Thursday, June 24, 2010

Therapeutic misadventures in rhabdo

There are three commonly promoted strategies used in the treatment and prevention of AKI in rhabdomyolysis: 1) Normal saline 2) Bicarbonate containing solutions 3) Mannitol.

Volume resuscitation is clearly paramount when treating rhabdo, but whether bicarbonate or mannitol is beneficial is controversial. The figure below from a recent NEJM review gives a nice overview of the state of the literature.

Regardless of what therapy is ultimately decided upon it’s important to keep in mind that each can lead to unique but potentially counterproductive complications.

Hypocalcemia – Bicarbonate containing solutions have some attractive features based on animal data suggesting that they reduce:
1) Tubular precipitation of Tamm–Horsfall protein–myoglobin complexes
2) Generation of injurious oxidation products
3) Afferent arteriole vasoconstriction induced by metmyoglobin.

Unfortunately, in addition to these theoretical benefits, alkalinization of the blood pH can lead to increased calcium complexing with albumin thus decreasing physiologically active ionized calcium. This complication can be particularly problematic (eg tetany) early in rhabdo when serum calcium is dropping due to movement into damaged muscle and precipitation from serum as calcium phosphate.

Non-Gap Acidosis – Normal saline is used as an intravascular volume expander to replace fluid as it moves into damaged muscle.

Large volumes of NS are sometimes required in rhabdo and can lead to “dilutional acidosis.” There are several proposed mechanisms behind this that are nicely discussed in one of Nate’s prior posts. If clinically significant, lowering of the serum pH and subsequently urine pH could potentiate all of the mechanisms bicarbonate therapy experimentally mitigates.

Osmotic Nephrosis – The use of diuretics is again, controversial (must mean something when that word keeps popping up!) but in volume replete patients mannitol has several sited benefits.

Its main effect is as an osmotic diuretic leading to increased urinary flow and the flushing of nephrotoxic agents through the tubules. It also acts as a free-radical scavenger and an intravascular osmotic agent reclaiming fluid from injured muscles. Unfortunately, when large quantities of mannitol (greater than 200g/day or accumulated doses of greater than 800g) are used they can lead to renal vasoconstriction and direct tubular toxicity. This brand of AKI is termed osmotic nephrosis and histologically appears as tubular cytoplasmic vacuolization.

Pseudohyponatremia – Mannitol has the additional potential complication of hypertonic hyponatremia.

As an effective serum osmole, mannitol raises serum osmolality and pulls free water into the intravascular space diluting the serum sodium concentration. The effect on serum osms can lead to significant serum hypertonicity resulting in seizures as the brain shrinks.

Graham Abra, MD


Anonymous said...

What is the role of loop diuretics and CRRT in elimination of the pigment?

Matt Sparks said...

"Loop diuretics also increase urinary flow and may decrease the risk of myoglobin precipitation, but no study has shown a clear benefit in patients with rhabdomyolysis.
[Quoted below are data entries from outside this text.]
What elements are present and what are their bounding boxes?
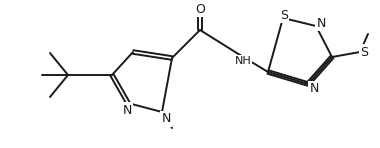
- Text: N: N: [316, 16, 326, 29]
- Text: NH: NH: [234, 56, 252, 66]
- Text: S: S: [280, 8, 288, 21]
- Text: N: N: [162, 112, 171, 126]
- Text: N: N: [122, 103, 132, 116]
- Text: O: O: [195, 3, 205, 16]
- Text: S: S: [360, 45, 368, 58]
- Text: N: N: [309, 82, 319, 95]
Therefore, loop diuretics in rhabdomyolysis-induced acute kidney injury should be used in the same manner as that recommended in acute kidney injury that is due to other causes"
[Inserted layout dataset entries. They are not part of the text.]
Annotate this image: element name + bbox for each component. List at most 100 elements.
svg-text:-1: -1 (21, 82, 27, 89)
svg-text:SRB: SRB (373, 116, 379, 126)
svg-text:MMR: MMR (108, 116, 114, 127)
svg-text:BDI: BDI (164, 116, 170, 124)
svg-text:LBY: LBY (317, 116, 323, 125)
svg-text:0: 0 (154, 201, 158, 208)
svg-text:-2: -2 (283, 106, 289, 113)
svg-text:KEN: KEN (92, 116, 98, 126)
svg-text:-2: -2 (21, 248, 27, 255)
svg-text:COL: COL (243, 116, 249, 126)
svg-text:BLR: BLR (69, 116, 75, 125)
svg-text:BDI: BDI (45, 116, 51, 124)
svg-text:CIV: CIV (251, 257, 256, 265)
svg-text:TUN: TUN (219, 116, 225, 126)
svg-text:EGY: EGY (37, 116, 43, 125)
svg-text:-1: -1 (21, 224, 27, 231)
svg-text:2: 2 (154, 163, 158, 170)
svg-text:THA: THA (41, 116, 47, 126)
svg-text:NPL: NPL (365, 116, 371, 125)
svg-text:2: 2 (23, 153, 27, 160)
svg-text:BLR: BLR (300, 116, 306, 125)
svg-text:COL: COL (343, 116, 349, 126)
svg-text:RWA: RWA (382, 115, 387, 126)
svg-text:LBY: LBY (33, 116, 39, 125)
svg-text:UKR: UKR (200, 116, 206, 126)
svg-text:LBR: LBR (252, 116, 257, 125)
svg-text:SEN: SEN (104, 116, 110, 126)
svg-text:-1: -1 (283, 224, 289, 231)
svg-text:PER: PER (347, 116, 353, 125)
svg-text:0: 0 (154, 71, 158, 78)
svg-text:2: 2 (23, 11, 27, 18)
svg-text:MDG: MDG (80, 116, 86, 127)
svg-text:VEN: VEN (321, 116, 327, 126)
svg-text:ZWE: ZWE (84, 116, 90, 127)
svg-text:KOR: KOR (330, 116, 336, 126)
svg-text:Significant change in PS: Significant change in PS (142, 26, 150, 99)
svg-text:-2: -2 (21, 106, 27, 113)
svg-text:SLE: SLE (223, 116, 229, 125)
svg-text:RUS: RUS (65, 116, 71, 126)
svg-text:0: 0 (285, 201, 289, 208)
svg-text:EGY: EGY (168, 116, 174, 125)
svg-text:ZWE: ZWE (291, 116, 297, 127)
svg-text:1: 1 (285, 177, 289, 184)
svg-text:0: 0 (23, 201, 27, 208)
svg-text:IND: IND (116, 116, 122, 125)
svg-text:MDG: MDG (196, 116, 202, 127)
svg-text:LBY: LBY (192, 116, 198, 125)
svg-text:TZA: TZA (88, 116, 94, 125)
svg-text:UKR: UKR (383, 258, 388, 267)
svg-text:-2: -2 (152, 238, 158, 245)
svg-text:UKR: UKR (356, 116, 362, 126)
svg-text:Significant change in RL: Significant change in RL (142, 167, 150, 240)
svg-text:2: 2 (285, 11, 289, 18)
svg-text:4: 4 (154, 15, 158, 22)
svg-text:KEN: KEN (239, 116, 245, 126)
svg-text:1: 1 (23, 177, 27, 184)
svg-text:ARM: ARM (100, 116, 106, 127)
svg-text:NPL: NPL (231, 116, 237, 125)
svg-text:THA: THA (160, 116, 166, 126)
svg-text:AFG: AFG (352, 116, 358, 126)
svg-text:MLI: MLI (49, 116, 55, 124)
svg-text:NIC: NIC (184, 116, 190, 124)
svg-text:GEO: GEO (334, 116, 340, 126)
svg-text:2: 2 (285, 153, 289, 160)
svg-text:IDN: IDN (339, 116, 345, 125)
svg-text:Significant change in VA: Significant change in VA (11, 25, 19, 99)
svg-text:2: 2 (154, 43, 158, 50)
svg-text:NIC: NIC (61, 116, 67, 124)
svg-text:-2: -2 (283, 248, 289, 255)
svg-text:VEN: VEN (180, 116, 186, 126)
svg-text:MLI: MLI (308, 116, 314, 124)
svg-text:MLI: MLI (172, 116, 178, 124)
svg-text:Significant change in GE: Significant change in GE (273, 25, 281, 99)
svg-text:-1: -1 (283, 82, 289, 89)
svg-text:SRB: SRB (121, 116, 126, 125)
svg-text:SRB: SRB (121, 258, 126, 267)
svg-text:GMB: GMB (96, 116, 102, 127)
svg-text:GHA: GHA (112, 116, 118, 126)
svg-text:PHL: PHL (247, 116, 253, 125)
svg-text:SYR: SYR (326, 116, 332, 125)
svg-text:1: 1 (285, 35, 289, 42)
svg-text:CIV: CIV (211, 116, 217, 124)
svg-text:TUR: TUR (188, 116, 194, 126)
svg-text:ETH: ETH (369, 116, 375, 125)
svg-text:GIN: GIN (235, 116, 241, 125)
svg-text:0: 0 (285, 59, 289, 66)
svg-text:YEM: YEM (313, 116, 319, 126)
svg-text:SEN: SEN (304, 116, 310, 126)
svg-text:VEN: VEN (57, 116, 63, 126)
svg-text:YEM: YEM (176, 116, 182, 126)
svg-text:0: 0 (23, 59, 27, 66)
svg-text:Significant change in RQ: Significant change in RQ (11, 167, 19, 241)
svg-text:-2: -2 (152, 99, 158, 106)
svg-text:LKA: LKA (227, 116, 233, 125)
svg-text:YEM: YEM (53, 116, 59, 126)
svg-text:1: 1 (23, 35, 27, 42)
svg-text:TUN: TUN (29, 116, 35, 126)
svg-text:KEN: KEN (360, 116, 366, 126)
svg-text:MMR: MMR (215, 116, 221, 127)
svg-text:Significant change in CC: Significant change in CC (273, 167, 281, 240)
HD is indicated "when acute kidney injury is severe enough to produce refractory hyperkalemia, acidosis, or volume overload, renal-replacement therapy is indicated, principally with intermittent hemodialysis, which can correct electrolyte abnormalities rapidly and efficiently. Conventional HD does not remove myoglobin effectively owing to the size of the protein and is therefore usually mandated by renal indications. However, owing to the pathogenic role of myoglobin in rhabdomyolysis-induced acute kidney injury, preventive extracorporeal elimination has been studied. Although plasmapheresis has been shown to have no effect on outcomes or on the myoglobin burden of the kidneys, continuous venovenous hemofiltration or hemodiafiltration has shown some efficacy in removing myoglobin, principally with the use of super high-flux filters and high volumes of ultrafiltration (convection). However, the evidence is mainly from isolated case reports, and the effect on outcomes is unknown. In addition, some studies have shown that the half-life of serum myoglobin does not differ significantly between patients who are treated conservatively and those who receive continuous venovenous hemodiafiltration. Until randomized studies are performed, preventive hemofiltration cannot be recommended. NEJM Volume 361:62-72 July 2, 2009 Number 1.